Dans le cadre d’une restructuration globale incluant les prêts immobiliers, on peut se demander si le rachat d’un prêt à taux zéro est, ou non, une bonne opération alors qu’un tel crédit ne génère pas d’intérêt ? La question peut paraître saugrenue, mais elle se pose bien souvent aux consommateurs désireux de réaliser un rachat de crédit global, en raison des garanties prises par les banques en contrepartie de l’octroi du prêt à taux zéro. A priori, les personnes désireuses de faire le rachat de tous leurs crédits en cours, immobilier et consommation confondus, n’ont pas forcément intérêt à faire le rachat de leur prêt à taux zéro s’ils en ont un. C’est une évidence sur un plan financier : on n’applique pas un taux d’intérêt sur une créance qui n’en fait aujourd’hui pas l’objet. Si le problème était aussi simple, ce serait bien !

Malheureusement, il y a souvent un problème quelque part et, en l’occurrence, il repose dans la prise de garantie d’un PTZ. En effet, en contrepartie de leur octroi, de nombreuses banques demandent une hypothèque conventionnelle sur le bien, même si le montant du PTZ est faible. Résultat : pour avoir le premier rang hypothécaire, elles demandent le rachat du prêt à taux zéro.
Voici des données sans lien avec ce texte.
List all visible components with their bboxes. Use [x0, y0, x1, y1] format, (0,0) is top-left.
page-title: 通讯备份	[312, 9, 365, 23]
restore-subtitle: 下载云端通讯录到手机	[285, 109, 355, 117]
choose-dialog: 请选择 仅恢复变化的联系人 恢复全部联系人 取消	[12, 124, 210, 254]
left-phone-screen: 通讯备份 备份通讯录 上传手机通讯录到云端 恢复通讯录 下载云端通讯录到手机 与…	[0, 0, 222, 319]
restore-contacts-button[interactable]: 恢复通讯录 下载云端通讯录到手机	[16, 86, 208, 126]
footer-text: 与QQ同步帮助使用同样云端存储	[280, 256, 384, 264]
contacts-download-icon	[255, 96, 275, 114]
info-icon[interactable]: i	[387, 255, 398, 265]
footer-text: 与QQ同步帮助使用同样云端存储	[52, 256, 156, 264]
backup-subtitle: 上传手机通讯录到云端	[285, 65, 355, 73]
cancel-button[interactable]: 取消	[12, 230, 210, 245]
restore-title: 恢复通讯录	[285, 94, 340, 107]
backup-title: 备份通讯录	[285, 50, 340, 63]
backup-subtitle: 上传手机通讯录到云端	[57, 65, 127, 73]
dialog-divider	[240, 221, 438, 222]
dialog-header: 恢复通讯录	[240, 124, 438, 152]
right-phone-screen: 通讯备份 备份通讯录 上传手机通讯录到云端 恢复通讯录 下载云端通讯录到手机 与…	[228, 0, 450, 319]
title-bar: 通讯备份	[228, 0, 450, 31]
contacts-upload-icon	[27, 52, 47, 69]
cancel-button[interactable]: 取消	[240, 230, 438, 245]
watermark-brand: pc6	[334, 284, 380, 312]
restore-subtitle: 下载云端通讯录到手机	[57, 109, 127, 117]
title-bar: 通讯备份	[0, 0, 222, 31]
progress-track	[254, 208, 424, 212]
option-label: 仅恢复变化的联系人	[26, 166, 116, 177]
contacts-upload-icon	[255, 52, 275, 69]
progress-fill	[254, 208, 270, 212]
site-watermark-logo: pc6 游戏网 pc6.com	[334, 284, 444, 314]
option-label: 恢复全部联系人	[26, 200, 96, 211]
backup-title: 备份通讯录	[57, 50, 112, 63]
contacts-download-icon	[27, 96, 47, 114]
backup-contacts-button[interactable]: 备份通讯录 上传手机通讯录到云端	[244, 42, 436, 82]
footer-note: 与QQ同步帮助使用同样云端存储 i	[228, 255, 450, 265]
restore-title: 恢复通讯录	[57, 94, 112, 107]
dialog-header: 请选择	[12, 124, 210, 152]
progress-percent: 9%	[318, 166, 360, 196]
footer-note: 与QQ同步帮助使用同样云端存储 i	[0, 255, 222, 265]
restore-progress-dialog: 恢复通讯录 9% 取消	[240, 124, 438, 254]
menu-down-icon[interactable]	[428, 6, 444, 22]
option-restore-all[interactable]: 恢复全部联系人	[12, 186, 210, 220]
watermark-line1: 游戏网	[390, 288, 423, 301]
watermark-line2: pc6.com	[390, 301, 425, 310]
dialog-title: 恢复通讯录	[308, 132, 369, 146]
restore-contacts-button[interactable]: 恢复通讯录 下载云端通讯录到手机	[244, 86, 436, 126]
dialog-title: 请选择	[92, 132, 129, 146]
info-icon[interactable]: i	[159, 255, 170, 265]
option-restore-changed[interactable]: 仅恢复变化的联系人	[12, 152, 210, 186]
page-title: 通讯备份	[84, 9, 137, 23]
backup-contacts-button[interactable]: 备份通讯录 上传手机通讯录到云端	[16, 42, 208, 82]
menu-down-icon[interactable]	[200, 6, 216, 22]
Il arrive cependant que certains prêteurs considèrent à la fois qu’un tel rachat est juridiquement et financièrement malvenu, de sorte qu’ils tentent de laisser le PTZ en place. Deux conditions sont généralement requises pour cela :

  • que le PTZ ait encore une durée de vie au moins supérieure à 9 ans ;
  • qu’il n’y ait pas un différé d’amortissement faisant exploser l’endettement avant la fin du nouveau prêt.